Isso resultou em algumas tragédias e preferi fechar o aplicativo para jogar outra coisa do que passar por aquela demora novamente. Erro meu, com toda a certeza. Porém, quem deixa o menu assim em pleno Século XXI? Batora: Lost Haven tem uma intenção boa no geral, mas te perde em vários dos detalhes – como estes que citei acima.
A balança é desequilibrada
Posso estar parecendo injusto com o título, mas ele realmente apresenta desafios que não deviam fazer parte da experiência de um RPG destes. No entanto, ele ainda tem pontos positivos e eu gostaria de falar um pouco deles, já que fizeram alguns dos tropeços valerem a pena.
Um é relacionado aos puzzles, que me lembraram até o que vemos em The Legend of Zelda: Breath of the Wild. Você ter de usar a dualidade de suas habilidades para atravessar cenários inteiros é um acerto e algumas vezes me travou – mostrando que precisava ir além do que estava pensando e vendo para chegar em meus objetivos.
A gravação de voz e animações de cutscenes de Batora: Lost Haven também chamam a atenção em seu próprio estilo, dando um charme a mais para a história. Mesmo ela não sendo um roteiro excepcional ou carregando diálogos marcantes, se deixa brilhar nestes determinados momentos em particular.
Batalhas contra os chefões também são um show à parte, com alguns deles realmente te rendendo combates que vão te segurar no sofá. Do início ao fim, isto foi um dos pontos que mais gostei em minha experiência e o fato de alguns deles terem até um sistema próprio para serem derrubados me rendeu um esforço que não esperava.
O fim vem veloz como uma navalha
Eu acredito fielmente que se tivessem investido mais nos personagens, suas motivações e mergulhassem Avril nas escolhas que fazia, teria garantido um impacto maior naquilo que propuseram ao público. Não que estendessem o tempo para 20h, 30h ou mais apenas por isso, mas trazer uma imersão maior seria mais favorável ao cenário deles.

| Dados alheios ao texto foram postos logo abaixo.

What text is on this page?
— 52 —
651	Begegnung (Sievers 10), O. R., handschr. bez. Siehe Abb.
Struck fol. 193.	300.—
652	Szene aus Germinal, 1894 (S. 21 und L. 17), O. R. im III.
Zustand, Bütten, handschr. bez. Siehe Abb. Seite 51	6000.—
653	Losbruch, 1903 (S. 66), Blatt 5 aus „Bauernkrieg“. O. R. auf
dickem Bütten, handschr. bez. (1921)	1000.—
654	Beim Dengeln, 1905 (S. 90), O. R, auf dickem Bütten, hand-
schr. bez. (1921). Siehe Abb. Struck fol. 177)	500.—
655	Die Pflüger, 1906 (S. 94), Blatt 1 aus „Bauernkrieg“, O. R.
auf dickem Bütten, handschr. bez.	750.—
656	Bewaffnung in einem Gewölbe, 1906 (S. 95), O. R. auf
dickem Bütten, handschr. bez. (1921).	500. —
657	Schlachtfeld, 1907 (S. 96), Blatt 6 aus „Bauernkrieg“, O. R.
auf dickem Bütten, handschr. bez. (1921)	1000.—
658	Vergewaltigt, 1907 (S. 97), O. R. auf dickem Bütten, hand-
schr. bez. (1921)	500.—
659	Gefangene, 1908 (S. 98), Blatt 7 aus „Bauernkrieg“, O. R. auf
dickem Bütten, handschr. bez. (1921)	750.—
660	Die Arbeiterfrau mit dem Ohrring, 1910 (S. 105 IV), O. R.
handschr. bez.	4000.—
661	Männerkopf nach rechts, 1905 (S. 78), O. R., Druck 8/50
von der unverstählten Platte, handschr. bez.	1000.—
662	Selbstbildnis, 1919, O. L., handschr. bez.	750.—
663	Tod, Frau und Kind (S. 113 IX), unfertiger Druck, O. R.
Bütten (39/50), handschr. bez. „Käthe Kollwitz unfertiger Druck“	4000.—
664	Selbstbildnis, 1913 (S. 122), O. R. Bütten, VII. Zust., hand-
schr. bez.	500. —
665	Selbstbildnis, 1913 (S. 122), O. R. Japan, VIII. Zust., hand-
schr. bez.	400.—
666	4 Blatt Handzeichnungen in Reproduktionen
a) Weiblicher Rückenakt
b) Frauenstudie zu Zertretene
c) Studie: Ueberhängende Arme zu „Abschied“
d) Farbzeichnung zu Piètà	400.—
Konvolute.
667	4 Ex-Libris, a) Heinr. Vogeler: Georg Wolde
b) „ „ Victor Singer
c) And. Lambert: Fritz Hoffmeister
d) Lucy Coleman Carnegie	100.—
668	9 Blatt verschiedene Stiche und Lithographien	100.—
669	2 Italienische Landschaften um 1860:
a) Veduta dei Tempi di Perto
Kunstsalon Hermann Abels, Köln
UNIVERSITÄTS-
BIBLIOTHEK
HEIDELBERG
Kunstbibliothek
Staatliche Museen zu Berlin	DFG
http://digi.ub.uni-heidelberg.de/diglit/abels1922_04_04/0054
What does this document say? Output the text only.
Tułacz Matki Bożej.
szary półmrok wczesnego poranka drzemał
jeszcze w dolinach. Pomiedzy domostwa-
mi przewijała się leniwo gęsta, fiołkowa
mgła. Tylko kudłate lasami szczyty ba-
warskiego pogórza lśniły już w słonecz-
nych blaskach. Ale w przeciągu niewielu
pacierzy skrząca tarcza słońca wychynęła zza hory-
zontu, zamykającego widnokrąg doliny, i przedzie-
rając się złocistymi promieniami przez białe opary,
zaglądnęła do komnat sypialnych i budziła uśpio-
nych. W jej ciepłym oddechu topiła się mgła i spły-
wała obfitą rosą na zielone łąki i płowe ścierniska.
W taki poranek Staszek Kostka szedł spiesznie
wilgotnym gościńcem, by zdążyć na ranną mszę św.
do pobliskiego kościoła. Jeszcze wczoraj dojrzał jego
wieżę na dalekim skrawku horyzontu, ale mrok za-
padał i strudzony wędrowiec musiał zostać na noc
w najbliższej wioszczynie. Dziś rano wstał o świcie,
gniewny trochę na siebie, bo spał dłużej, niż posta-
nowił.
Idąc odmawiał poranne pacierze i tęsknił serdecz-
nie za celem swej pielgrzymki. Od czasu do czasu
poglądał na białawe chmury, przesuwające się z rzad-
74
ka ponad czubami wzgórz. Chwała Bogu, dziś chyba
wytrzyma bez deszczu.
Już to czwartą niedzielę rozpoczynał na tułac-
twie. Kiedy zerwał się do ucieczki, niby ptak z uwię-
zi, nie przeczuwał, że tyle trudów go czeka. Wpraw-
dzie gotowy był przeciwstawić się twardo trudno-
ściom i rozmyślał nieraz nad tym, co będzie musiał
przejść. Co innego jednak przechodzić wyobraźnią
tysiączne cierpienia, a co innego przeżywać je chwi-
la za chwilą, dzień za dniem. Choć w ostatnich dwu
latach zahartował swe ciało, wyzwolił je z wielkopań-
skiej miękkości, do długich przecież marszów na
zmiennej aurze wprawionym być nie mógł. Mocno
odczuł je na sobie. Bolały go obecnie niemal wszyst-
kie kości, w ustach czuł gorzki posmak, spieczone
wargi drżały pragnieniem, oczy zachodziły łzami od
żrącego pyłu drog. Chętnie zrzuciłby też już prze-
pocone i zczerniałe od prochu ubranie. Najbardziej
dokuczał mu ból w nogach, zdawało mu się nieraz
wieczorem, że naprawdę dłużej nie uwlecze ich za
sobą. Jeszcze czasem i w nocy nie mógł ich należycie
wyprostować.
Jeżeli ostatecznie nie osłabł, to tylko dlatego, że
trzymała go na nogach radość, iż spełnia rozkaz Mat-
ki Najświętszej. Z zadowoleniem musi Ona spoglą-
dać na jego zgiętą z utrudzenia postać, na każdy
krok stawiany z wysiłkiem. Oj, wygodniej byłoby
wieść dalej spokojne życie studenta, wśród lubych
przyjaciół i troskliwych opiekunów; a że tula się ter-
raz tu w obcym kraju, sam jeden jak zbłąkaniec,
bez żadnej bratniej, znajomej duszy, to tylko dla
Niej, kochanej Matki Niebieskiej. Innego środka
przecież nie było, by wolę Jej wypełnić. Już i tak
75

Se a história funciona – apesar de não causar nenhuma comoção – e o gameplay também não é algo tão redondo assim, infelizmente não indicaria para que você pule de cabeça e faça de Batora: Lost Haven o jogo que investirá seu dinheiro tão cedo assim. Não é apenas com atualizações que salvarão isso, mas podem melhorar um pouco mais o que será o entretenimento de todos.
Há opções mais agradáveis no mercado de RPG isométrico, como a própria franquia Diablo, o roguelike Hades e até mesmo Torchlight. A equipe da Stormind Games se esforçou e conquistaram a curiosidade, porém ainda falta mais empenho – e investimentos da produtora Team17 – para demonstrarem que podem ampliar a sua visão para além dos excelentes títulos de terror.